An especially feisty meeting. Residents voted to indefinitely postpone 13 of 16 articles, not counting the articles necessary to elect officers, to borrow in anticipation of taxes, and to appropriate the budget. Rejected were articles calling for appointing a Memorial Day committee, the appointment of tree wardens, raising $1,000 for a saltwater connection at the Beach for fire protection, $8,000 for a 10,000-gallon reservoir at Five Corners, $500 for additional fire-alarm boxes, $2,500 to hire an additional firefighter, $10,000 for a new police, fire, and street department building, sufficient funds for garbage collection, installing traffic lights, adopting zoning laws and hiring a planner, creating a new free parking lot at the Beach, studying town ordinances, and enforcing a "law" regarding the removal of all businesses east of the boulevard from Haverhill Street to Boar's Head and not to issue any licenses for any businesses in the area. The question of hiring lifeguards was left to the selectmen (who hired guards and paid them $162), and $2,500 was approved for the band.

1928

Voted $1,500 to hire an additional firefighter and to pay the chief of police $50 per week and the regular police officers $35 per week, with the provision that all witness and prosecution fees be returned to the Town. Previously, the officers had been paid witness fees for testifying in cases they brought to court. A resolution requested the town clerk to seek an opinion from the state attorney general regarding the legality of the selectmen's spending Town funds at their discretion without instructions from the citizens.

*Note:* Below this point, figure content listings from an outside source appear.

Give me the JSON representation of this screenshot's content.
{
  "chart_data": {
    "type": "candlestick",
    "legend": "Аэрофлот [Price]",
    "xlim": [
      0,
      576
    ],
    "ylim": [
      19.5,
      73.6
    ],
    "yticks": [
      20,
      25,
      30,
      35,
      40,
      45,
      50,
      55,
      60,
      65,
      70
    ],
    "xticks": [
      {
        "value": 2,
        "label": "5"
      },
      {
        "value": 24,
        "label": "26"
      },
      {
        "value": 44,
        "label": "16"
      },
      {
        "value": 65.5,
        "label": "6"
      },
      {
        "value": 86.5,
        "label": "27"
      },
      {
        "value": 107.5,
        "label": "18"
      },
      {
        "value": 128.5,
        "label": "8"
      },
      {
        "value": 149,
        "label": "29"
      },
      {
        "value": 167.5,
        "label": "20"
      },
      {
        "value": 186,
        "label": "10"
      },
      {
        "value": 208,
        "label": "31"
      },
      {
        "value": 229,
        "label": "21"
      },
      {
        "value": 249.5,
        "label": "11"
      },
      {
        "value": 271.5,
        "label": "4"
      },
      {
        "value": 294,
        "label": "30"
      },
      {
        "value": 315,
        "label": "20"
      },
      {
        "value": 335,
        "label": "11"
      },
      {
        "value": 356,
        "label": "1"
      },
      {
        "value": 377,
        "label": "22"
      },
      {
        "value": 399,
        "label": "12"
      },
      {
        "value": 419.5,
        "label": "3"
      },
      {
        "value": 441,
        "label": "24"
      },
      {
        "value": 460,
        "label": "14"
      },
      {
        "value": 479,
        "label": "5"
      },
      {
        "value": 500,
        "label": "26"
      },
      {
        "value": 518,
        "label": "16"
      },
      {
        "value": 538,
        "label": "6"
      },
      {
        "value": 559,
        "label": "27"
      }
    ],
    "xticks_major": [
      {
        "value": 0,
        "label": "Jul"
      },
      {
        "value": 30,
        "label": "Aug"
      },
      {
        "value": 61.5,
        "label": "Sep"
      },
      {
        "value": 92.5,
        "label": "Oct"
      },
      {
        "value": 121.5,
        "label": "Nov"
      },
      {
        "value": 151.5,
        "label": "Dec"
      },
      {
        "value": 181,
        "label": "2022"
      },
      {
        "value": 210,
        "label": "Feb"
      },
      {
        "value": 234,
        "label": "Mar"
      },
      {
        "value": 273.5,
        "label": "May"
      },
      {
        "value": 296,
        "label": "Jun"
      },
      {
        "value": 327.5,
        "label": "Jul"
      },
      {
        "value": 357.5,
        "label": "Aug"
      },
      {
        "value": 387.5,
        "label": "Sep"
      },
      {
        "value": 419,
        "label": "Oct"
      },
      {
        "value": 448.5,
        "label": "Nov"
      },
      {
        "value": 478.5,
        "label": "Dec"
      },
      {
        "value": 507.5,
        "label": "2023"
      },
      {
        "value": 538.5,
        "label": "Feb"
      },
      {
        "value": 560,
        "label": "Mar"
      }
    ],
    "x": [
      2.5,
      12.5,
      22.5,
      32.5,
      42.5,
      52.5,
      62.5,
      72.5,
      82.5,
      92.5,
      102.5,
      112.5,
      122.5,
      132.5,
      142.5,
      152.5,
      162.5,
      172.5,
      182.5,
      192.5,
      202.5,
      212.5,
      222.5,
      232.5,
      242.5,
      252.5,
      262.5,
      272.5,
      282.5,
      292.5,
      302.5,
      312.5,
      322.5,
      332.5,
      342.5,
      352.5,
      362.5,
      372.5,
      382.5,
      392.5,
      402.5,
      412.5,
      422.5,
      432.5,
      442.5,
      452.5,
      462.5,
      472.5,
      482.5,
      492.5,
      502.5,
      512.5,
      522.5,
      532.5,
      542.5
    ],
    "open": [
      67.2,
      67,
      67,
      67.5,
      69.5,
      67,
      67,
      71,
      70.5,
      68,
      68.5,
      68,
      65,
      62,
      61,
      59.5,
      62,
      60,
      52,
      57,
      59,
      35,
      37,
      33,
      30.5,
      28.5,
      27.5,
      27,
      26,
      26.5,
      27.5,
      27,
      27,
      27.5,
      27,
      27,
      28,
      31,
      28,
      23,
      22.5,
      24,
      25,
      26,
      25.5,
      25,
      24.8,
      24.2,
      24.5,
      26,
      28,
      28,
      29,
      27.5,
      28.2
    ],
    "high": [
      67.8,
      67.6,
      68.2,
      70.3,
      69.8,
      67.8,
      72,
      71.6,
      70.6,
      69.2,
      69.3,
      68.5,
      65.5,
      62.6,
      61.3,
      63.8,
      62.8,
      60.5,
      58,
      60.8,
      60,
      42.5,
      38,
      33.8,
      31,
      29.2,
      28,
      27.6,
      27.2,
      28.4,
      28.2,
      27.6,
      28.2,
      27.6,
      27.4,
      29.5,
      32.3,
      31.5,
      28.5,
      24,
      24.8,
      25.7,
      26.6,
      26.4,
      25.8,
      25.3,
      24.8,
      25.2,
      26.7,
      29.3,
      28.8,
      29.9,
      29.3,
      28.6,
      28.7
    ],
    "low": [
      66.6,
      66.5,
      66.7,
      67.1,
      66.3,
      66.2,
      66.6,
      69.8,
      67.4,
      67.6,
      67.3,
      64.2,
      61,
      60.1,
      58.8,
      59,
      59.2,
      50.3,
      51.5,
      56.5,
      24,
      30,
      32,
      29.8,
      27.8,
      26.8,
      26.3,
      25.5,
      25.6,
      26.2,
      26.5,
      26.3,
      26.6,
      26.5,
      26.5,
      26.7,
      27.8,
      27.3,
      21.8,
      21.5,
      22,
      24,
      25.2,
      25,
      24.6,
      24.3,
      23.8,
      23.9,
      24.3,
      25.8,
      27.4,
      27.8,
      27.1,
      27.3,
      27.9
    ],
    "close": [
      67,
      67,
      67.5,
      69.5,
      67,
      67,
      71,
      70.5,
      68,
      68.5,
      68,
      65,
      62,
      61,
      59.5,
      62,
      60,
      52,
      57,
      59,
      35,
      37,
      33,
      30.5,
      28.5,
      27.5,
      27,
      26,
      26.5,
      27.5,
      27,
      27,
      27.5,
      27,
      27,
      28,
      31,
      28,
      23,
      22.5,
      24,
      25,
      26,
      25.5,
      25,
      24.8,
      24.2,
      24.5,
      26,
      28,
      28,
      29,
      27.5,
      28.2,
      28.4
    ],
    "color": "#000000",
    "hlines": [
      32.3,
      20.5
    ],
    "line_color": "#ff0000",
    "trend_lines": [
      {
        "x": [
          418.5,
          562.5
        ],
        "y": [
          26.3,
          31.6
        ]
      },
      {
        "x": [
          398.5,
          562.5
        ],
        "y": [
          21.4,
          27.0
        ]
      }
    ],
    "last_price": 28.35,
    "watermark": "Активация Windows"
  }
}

The Town also voted $500 for a new piano, apparently replacing one purchased many years earlier from Moses Brown, who operated a piano factory in town. (With many civic groups and private parties using the town hall, the piano probably received heavy use.) The hearse was not carried on the inventory of Town-owned property; the old horse-drawn vehicle probably was no longer used, especially with motor vehicles then common. Just before town meeting, the selectmen placed the following advertisement in the Union: "Wanted at once, Janitor for Town House. Must be strictly temperate, no others need apply."

1929

Voted to give selectmen the authority to collect garbage from the back doors at the Beach and the Village; voted $6,500 to pave Marsh (Ashworth) Avenue; voted $1,650 to pay for the Great White Way (Beach lighting program); voted to give the selectmen the power to clean up burned property after fires; and voted to appoint the Meeting House Green Memorial and Historical Association to act as the general committee to plan the tercentenary celebration for 1938.